Once imported, you can edit the script inside FramePath as if you had written it from scratch — see Writing Your Scenes. The Fountain file you imported from is not modified.
Tips for Best Results
- Use standard scene heading prefixes. Start scene headings with
INT.,EXT., orINT./EXT.. If a heading doesn't use one, force it with a leading period (.). - Keep character names in ALL CAPS. FramePath identifies dialogue by an all-caps character name on its own line. Mixed-case names may be misidentified as action.

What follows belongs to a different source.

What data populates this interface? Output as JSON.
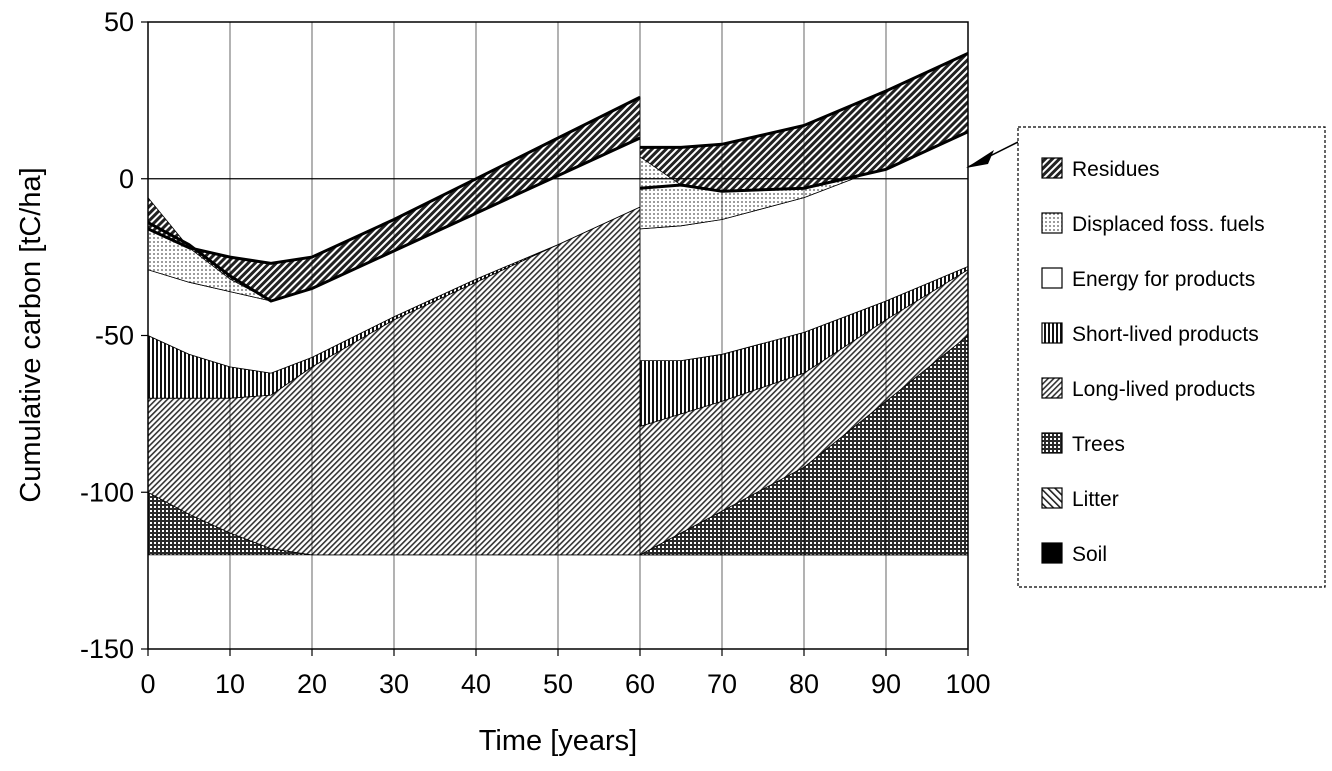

- Use explicit scene numbers for non-sequential numbering. If your script uses non-standard scene numbers (for example, after scenes have been added or removed during revisions), wrap them in
#N#. - Save as UTF-8. Fountain files should be saved as UTF-8 plain text. Other encodings may cause special characters to display incorrectly.
- Re-importing creates a new project. FramePath does not merge a re-imported file into an existing project; importing the same file again creates a separate project. Use Writing Your Scenes to edit an imported script in place.